After A Passage To India
In the 1930s and 1940s Forster became a successful broadcaster on BBC Radio and a public figure associated with the Union of Ethical Societies. He was awarded a Benson Medal in 1937.
Forster was a closeted homosexual and lifelong bachelor. He developed a long-term, loving relationship with Bob Buckingham, a married policeman. Forster included Buckingham and his wife May in his circle, which included J. R. Ackerley, a writer and literary editor of The Listener, the psychologist W. J. H. Sprott and, for a time, the composer Benjamin Britten. Other writers with whom Forster associated included the poet Siegfried Sassoon and the Belfast-based novelist Forrest Reid.

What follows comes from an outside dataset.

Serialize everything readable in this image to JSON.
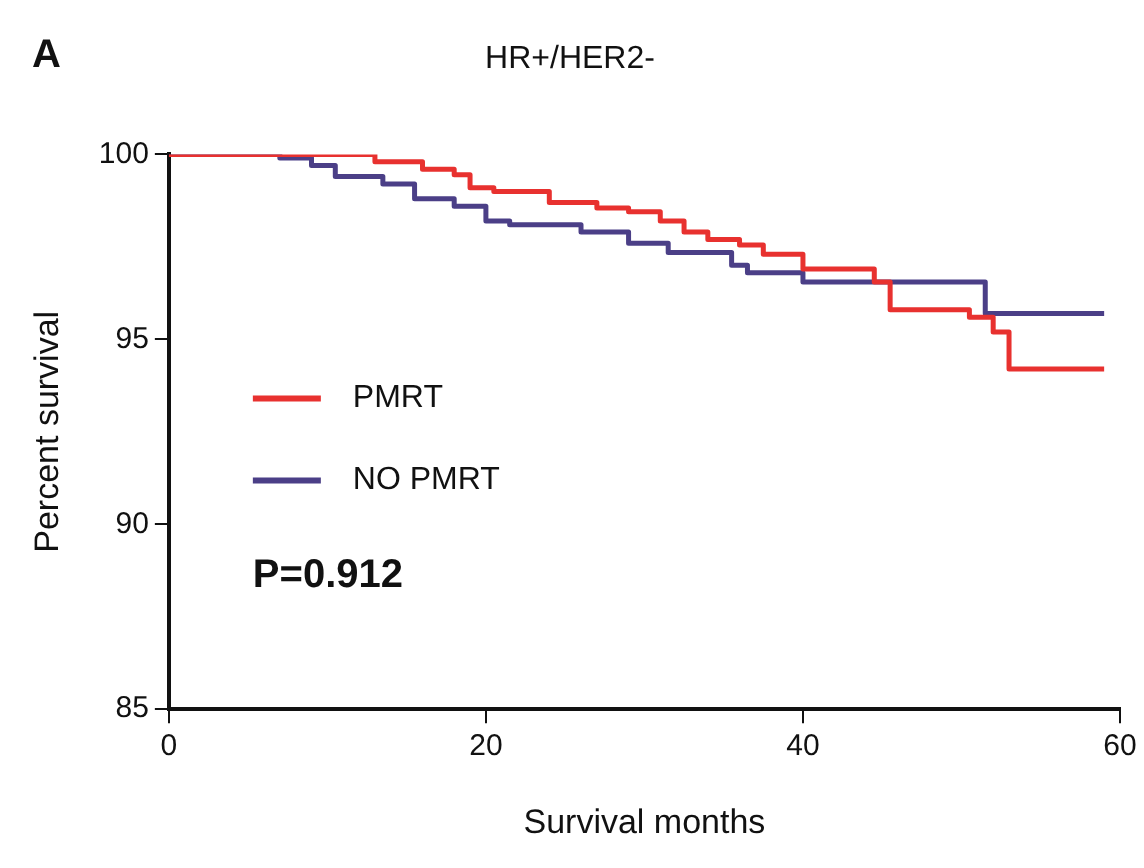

From 1925 until his mother's death at age 90 on 11 March 1945, Forster lived with her at West Hackhurst, Abinger Hammer, finally leaving on or around 23 September 1946. His London base was 26 Brunswick Square from 1930 to 1939, after which he rented 9 Arlington Park Mansions in Chiswick until at least 1961.
Forster was elected an honorary fellow of King's College, Cambridge in January 1946, and lived for the most part in the college, doing relatively little. He declined a knighthood in 1949 and was made a Companion of Honour in 1953. In 1969 he was made a member of the Order of Merit. Forster died of a stroke in Coventry on 7 June 1970 at the age of 91, at the Buckinghams' home.